Buzz over Rajnath Singh as likely BJP chief

Party insiders claim that Rajnath Singh is emerging as a consensus choice to restore internal stability.

New Delhi: Senior BJP leaders have indicated that Defence Minister Rajnath Singh, one of Prime Minister Narendra Modi’s most trusted colleagues, could be brought back as the party’s national president.

Party insiders stated that internal conversations on this subject have advanced in recent weeks, with Singh emerging as a consensus choice — respected by Modi, trusted by the RSS, liked by senior leaders across factions, and non-threatening to any emerging power centres.

A Thakur by caste, Singh previously served as BJP president during 2005- 2009 and again from 2013 until early 2014. In his second term, he formally proposed Narendra Modi’s name as Chairman of the BJP Election Campaign Committee (in effect, the party’s prime ministerial candidate) in June 2013 in Goa.

That announcement, made amid deep internal divisions, is now widely acknowledged as a turning point in the BJP’s national rise. Leaders such as L.K. Advani and Murli Manohar Joshi had opposed the move, but Singh pushed it through after sustained backchannel coordination with the RSS.

The party is now in a different phase, but similar dynamics are at play. With the BJP entering a coalition government under NDA 3.0, there is an organisational imperative to stabilise and recenter. According to BJP sources, Singh is being seen as a transitional figure who can manage the party structure without triggering new factional churn.

‘There is no resistance to Rajnath’s name. He is not looking for a post, which is exactly why everyone is comfortable with him,’ a party insider said, while stating that no final confirmation has been arrived at yet — indicating there are other names in contention, as has been widely reported in the media over the past few years.

With the BJP’s sustained outreach to non-forward castes in recent years, Singh’s appointment would serve as a reassuring signal to the forward caste community, which has repeatedly expressed discontent over being sidelined in the party’s broader strategy.

If Singh moves to the position of party president, this would also lead to a significant Cabinet reshuffle, as has been indicated by this newspaper earlier.

Singh, now 74, remains under the Sangh’s informal retirement threshold of 75. His ability to work with all factions — including the Modi-Shah core team, the Yogi Adityanath camp, and residual senior leaders — is a key asset. His current role as Defence Minister in the NDA 3.0 Cabinet, along with earlier stints as UP Chief Minister and Union Agriculture and Home Minister, add to his institutional profile.
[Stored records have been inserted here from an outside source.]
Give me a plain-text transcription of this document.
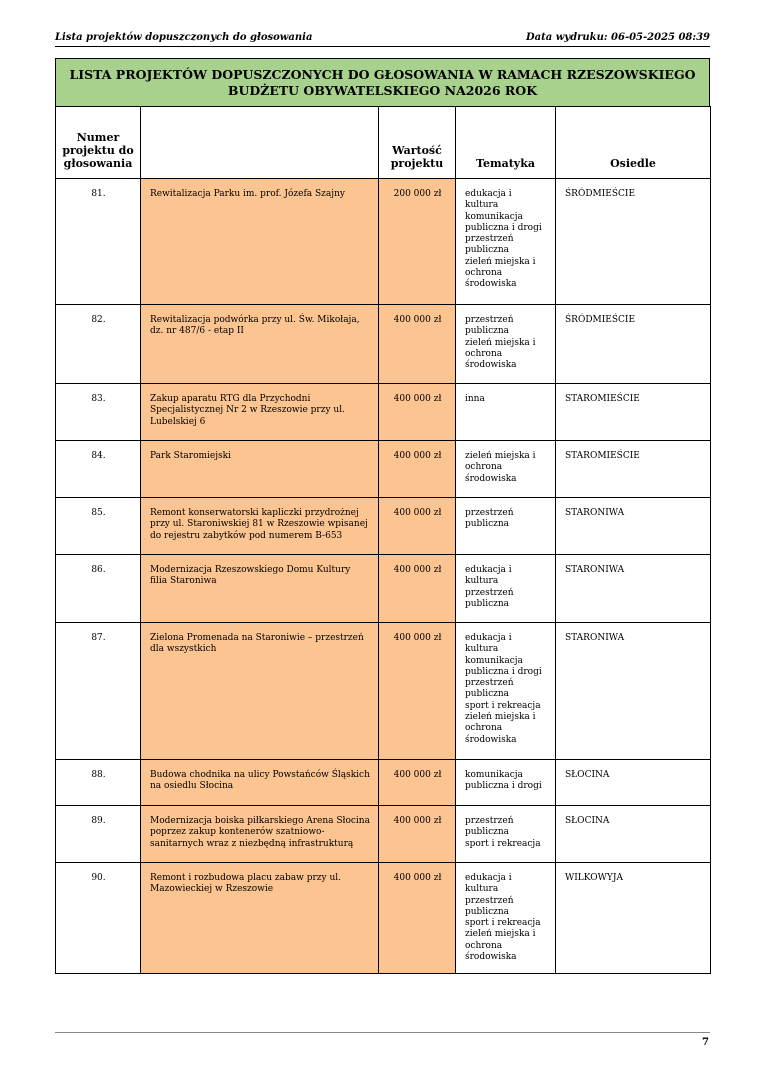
Lista projektów dopuszczonych do głosowania	Data wydruku: 06-05-2025 08:39
LISTA PROJEKTÓW DOPUSZCZONYCH DO GŁOSOWANIA W RAMACH RZESZOWSKIEGO BUDŻETU OBYWATELSKIEGO NA2026 ROK
Numer projektu do głosowania		Wartość projektu	Tematyka	Osiedle
81.	Rewitalizacja Parku im. prof. Józefa Szajny	200 000 zł	edukacja i kultura
komunikacja publiczna i drogi
przestrzeń publiczna
zieleń miejska i ochrona środowiska	ŚRÓDMIEŚCIE
82.	Rewitalizacja podwórka przy ul. Św. Mikołaja, dz. nr 487/6 - etap II	400 000 zł	przestrzeń publiczna
zieleń miejska i ochrona środowiska	ŚRÓDMIEŚCIE
83.	Zakup aparatu RTG dla Przychodni Specjalistycznej Nr 2 w Rzeszowie przy ul. Lubelskiej 6	400 000 zł	inna	STAROMIEŚCIE
84.	Park Staromiejski	400 000 zł	zieleń miejska i ochrona środowiska	STAROMIEŚCIE
85.	Remont konserwatorski kapliczki przydrożnej przy ul. Staroniwskiej 81 w Rzeszowie wpisanej do rejestru zabytków pod numerem B-653	400 000 zł	przestrzeń publiczna	STARONIWA
86.	Modernizacja Rzeszowskiego Domu Kultury filia Staroniwa	400 000 zł	edukacja i kultura
przestrzeń publiczna	STARONIWA
87.	Zielona Promenada na Staroniwie – przestrzeń dla wszystkich	400 000 zł	edukacja i kultura
komunikacja publiczna i drogi
przestrzeń publiczna
sport i rekreacja
zieleń miejska i ochrona środowiska	STARONIWA
88.	Budowa chodnika na ulicy Powstańców Śląskich na osiedlu Słocina	400 000 zł	komunikacja publiczna i drogi	SŁOCINA
89.	Modernizacja boiska piłkarskiego Arena Słocina poprzez zakup kontenerów szatniowo-sanitarnych wraz z niezbędną infrastrukturą	400 000 zł	przestrzeń publiczna
sport i rekreacja	SŁOCINA
90.	Remont i rozbudowa placu zabaw przy ul. Mazowieckiej w Rzeszowie	400 000 zł	edukacja i kultura
przestrzeń publiczna
sport i rekreacja
zieleń miejska i ochrona środowiska	WILKOWYJA
7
BJP insiders also point to his comfort level with allies — particularly Nitish Kumar’s JD(U), Chirag Paswan’s LJP, TDP’s Chandrababu Naidu, and Eknath Shinde’s Shiv Sena — as a stabilising factor at a time when NDA cohesion is under strain.

He is also known as someone who maintains cordial and warm relations with leaders in the opposition — a trait not many in the current BJP leadership can claim.
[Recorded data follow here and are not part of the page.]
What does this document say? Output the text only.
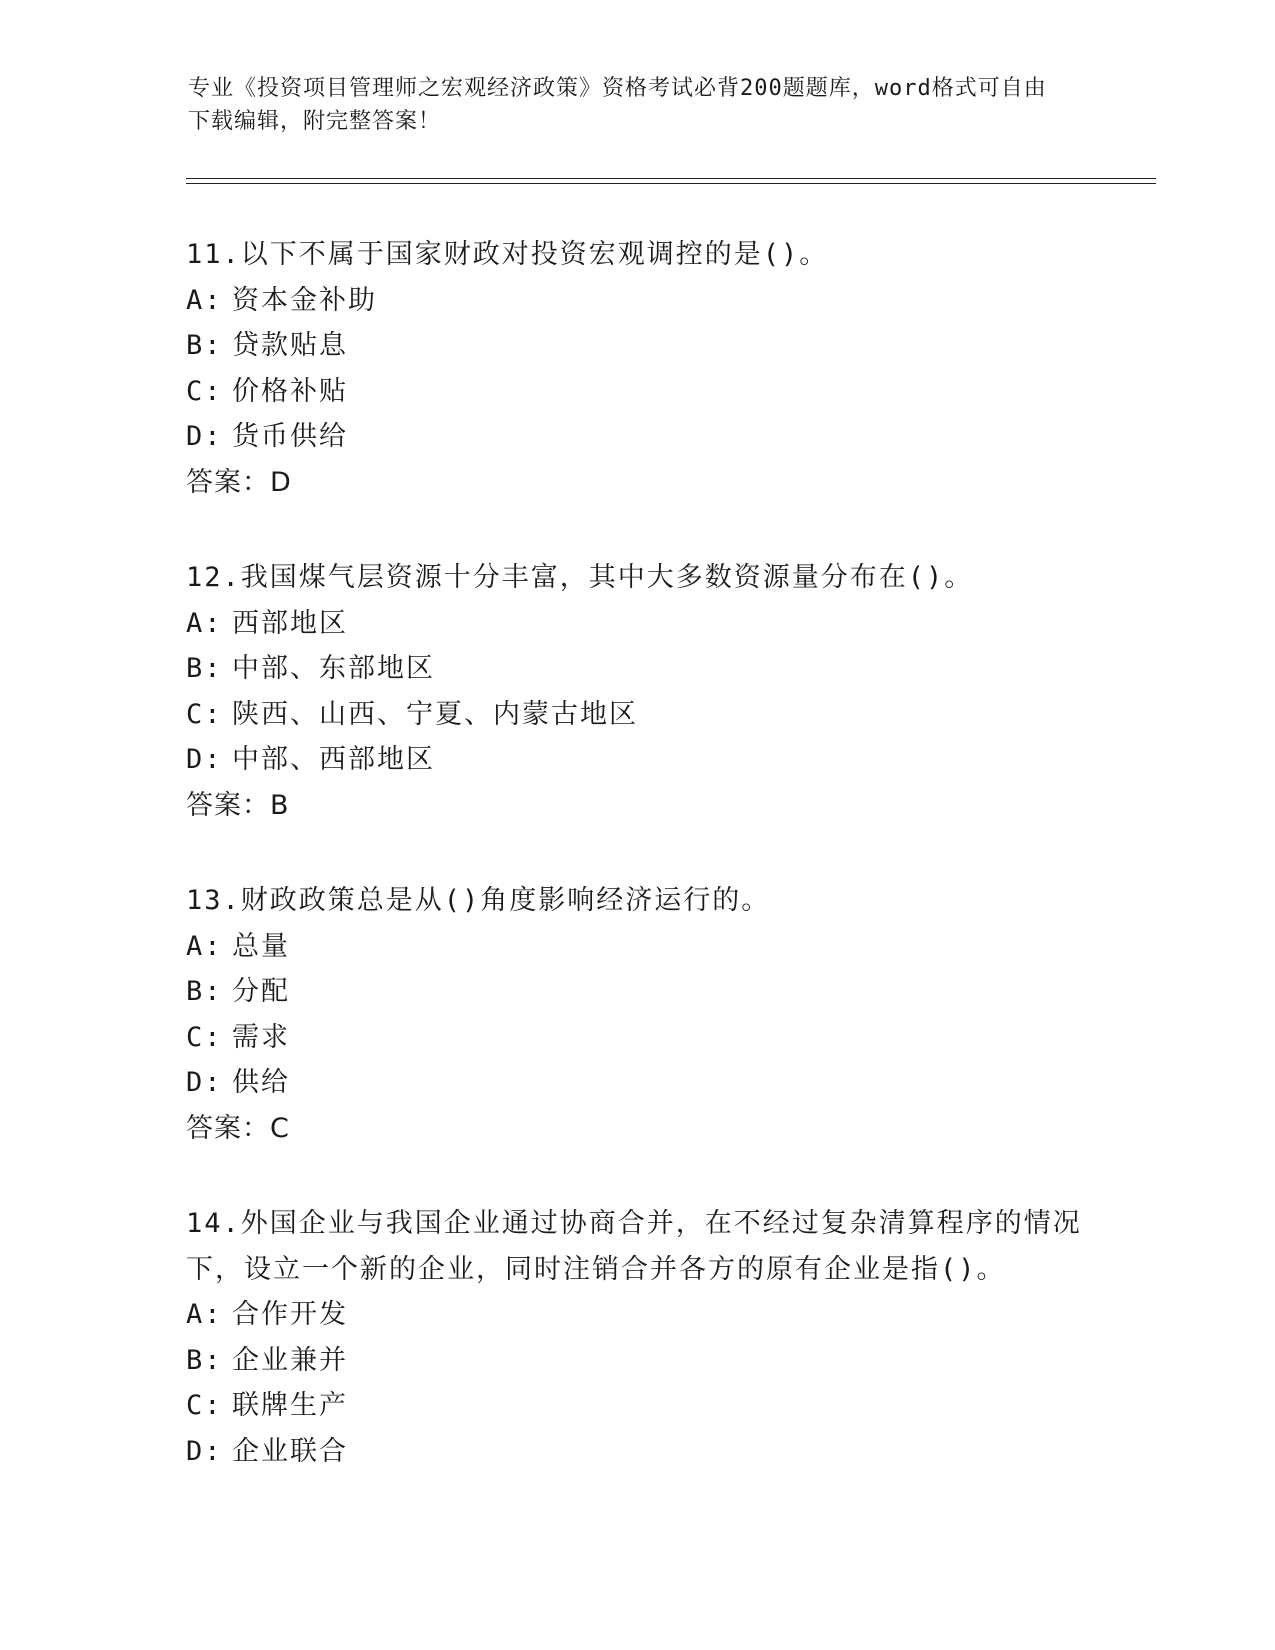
专业《投资项目管理师之宏观经济政策》资格考试必背200题题库，word格式可自由下载编辑，附完整答案！
11.以下不属于国家财政对投资宏观调控的是()。
A: 资本金补助
B: 贷款贴息
C: 价格补贴
D: 货币供给
答案：D
12.我国煤气层资源十分丰富，其中大多数资源量分布在()。
A: 西部地区
B: 中部、东部地区
C: 陕西、山西、宁夏、内蒙古地区
D: 中部、西部地区
答案：B
13.财政政策总是从()角度影响经济运行的。
A: 总量
B: 分配
C: 需求
D: 供给
答案：C
14.外国企业与我国企业通过协商合并，在不经过复杂清算程序的情况下，设立一个新的企业，同时注销合并各方的原有企业是指()。
A: 合作开发
B: 企业兼并
C: 联牌生产
D: 企业联合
The incumbent, J.P. Nadda, has been leading the party for more than five years.

If chosen, Singh’s return would mark a rare third stint as BJP national president and would signal a deliberate return to organisational discipline, Sangh coordination, and internal stability — three themes the party is prioritising as it enters a more competitive political cycle.

An active participant in Sangh activities from a young age, he later became involved with the Akhil Bharatiya Vidyarthi Parishad (ABVP), the RSS’s student wing, during his college years. Singh’s rise in public life — from a physics lecturer to an organiser in the Bharatiya Jana Sangh and then a senior BJP leader — was shaped by sustained ideological training and support from the RSS.